The 2012 field season, which took place from early June to late July of 2012, incorporated a number of new aspects to the project, more notably a small field school run through the University of Arkansas. The geophysical survey continued with two primary goals: to increase large-scale data collection, and also to focus more detailed, high-density data collection in areas of known promise (in other words, places where we had evidence for subsurface features/structures).
At KAD we expanded out survey to the west of Building X and the surrounding complex, performing a high-density GPR survey there, using a Sensors and Software Noggin with a 250 MHz antenna. It was hoped that the high-density of survey and low-frequency antenna would mitigate any signal penetration problems we experienced during the 2011 field season. This survey yielded spectacular results, imaging a large (c. 12m x 25m), seemingly monumental structure (judging by its location close to Building X, size and width of architecture) with internal partitioning. This structure was named Building XVI, following the excavation nomenclature.

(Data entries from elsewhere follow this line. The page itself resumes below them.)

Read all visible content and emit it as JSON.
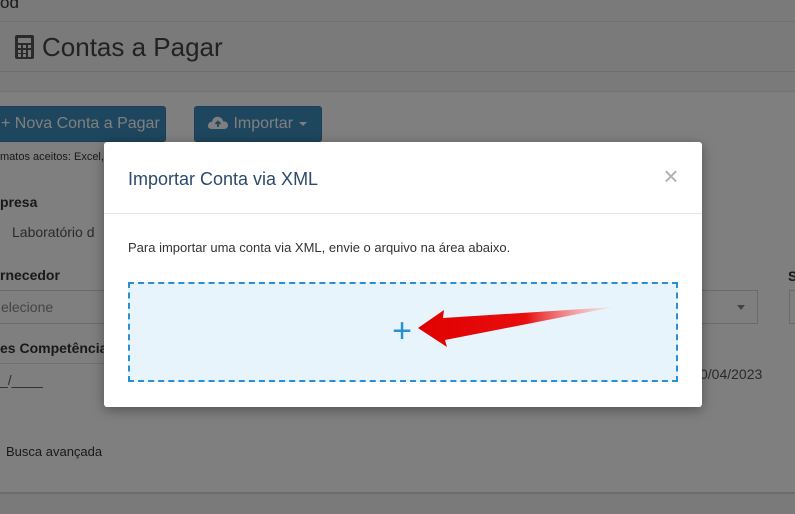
{
  "breadcrumb": {
    "text": "ód"
  },
  "header": {
    "title": "Contas a Pagar",
    "icon": "calculator-icon"
  },
  "toolbar": {
    "new_label": "+ Nova Conta a Pagar",
    "import_label": "Importar",
    "import_icon": "cloud-upload-icon",
    "formats_text": "matos aceitos: Excel,"
  },
  "filters": {
    "empresa_label": "presa",
    "empresa_value": "Laboratório d",
    "fornecedor_label": "rnecedor",
    "fornecedor_placeholder": "elecione",
    "competencia_label": "es Competência",
    "competencia_value": "_/____",
    "date_value": "0/04/2023",
    "edge_label": "S",
    "busca_label": "Busca avançada"
  },
  "modal": {
    "title": "Importar Conta via XML",
    "close_label": "×",
    "text": "Para importar uma conta via XML, envie o arquivo na área abaixo.",
    "dropzone_plus": "+"
  },
  "colors": {
    "primary": "#3c8dbc",
    "dropzone_border": "#2b8fd6",
    "dropzone_bg": "#e8f4fc",
    "arrow": "#e00000",
    "modal_title": "#2c4a6b"
  }
}
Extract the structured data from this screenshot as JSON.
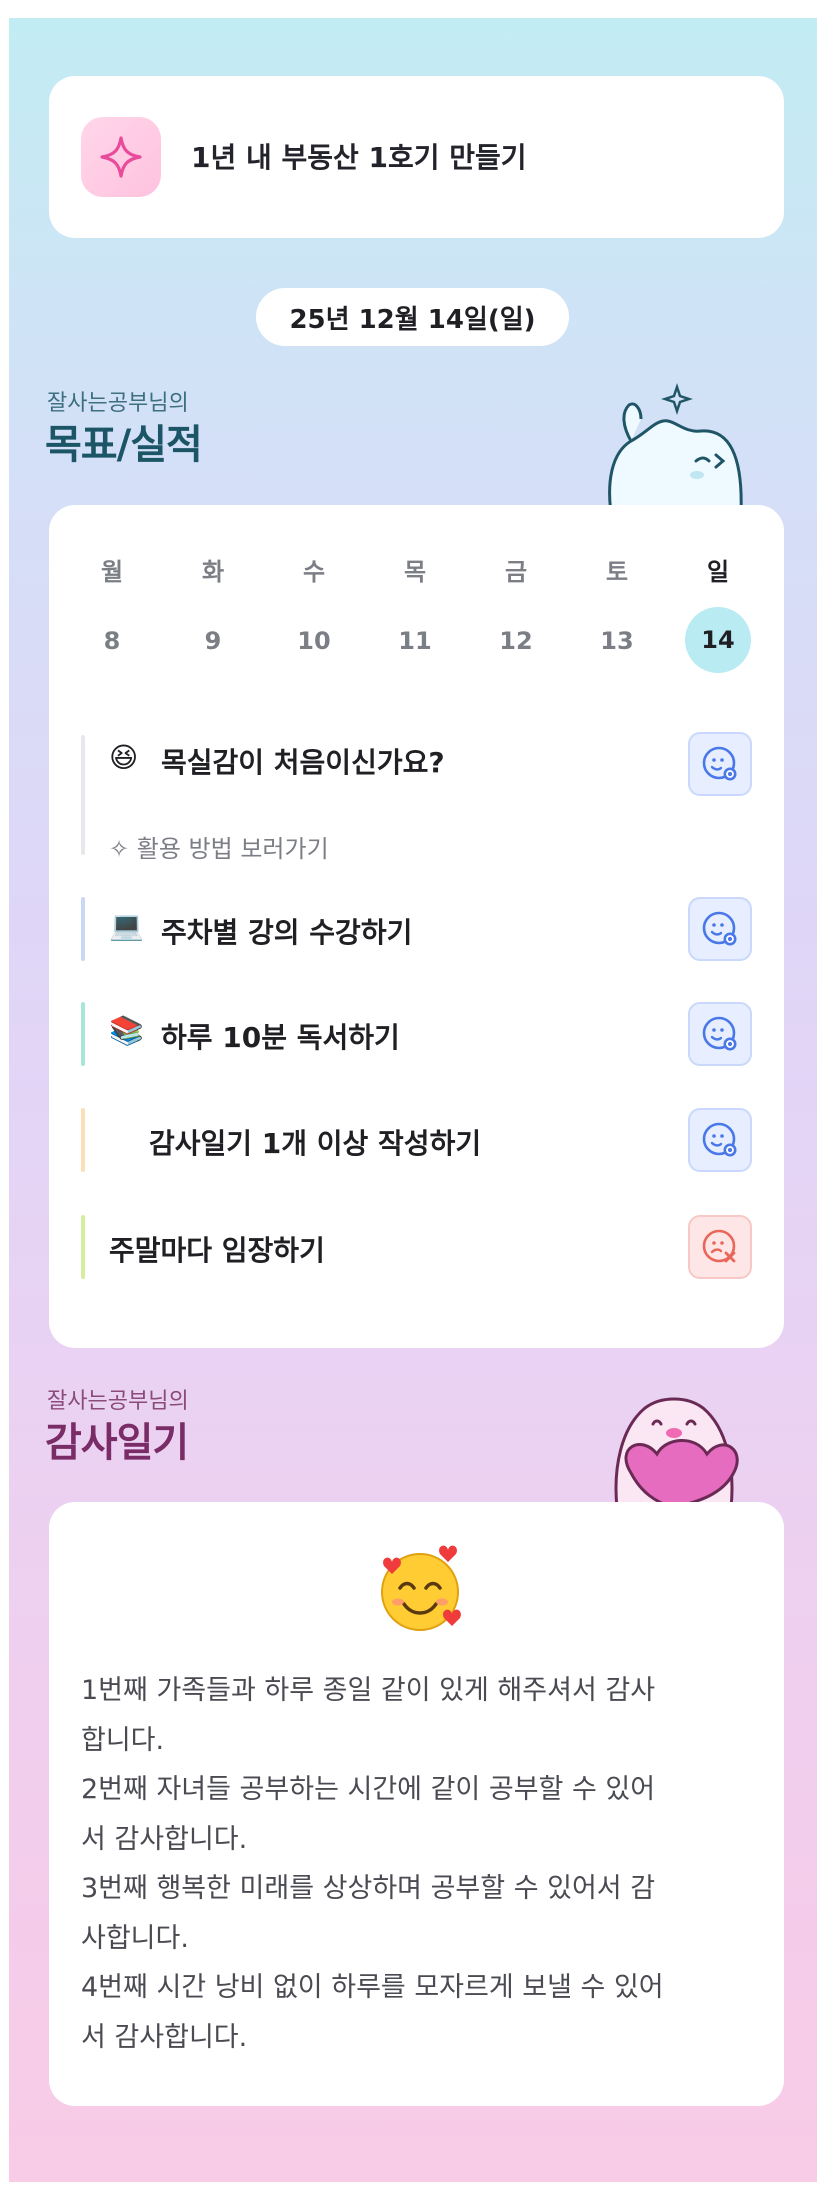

At Maroni, we incorporated yet another instrument, a Geoscan FM256 fluxgate gradiometer, and continued large-coverage survey. As a gradiometer the FM256 has two sensors which are vertically aligned, taking magnetic measurements at slightly different elevations from the ground surface. By subtracting these measurements, it is possible to focus on archaeologically significant signals, and so this new instrument provided a new perspective on magnetic data.
In addition to large-scale coverage with the hand-held FM256, our survey also incorporated targeted, higher-density GPR survey over the c. 300 m2 structure imaged by the Måla GPR and G-858 total field cesium magnetometers. These surveys were performed with the GSSI 400 MHz and Sensors and Software 250 MHz instruments, and revealed very clear architecture to solidify our arguments for low-density settlement between Vournes and Tsaroukkas.
Magnetic and GPR survey in a field to the south and east also showed evidence for architecture and provided an opportunity to perform a small ground-truthing. A 2m x 2m area was excavated over a linear feature that appeared in both magnetic and GPR data, unearthing a stone wall (perhaps a field boundary or Late Bronze Age terracing wall). Pottery found in and on the wall was Late Cypriot.
Small-scale test excavations were also performed by the University of Arkansas field school at KAD. These included test trenches over the newly discovered Building XVI and in survey unit 3, across the N-S running road.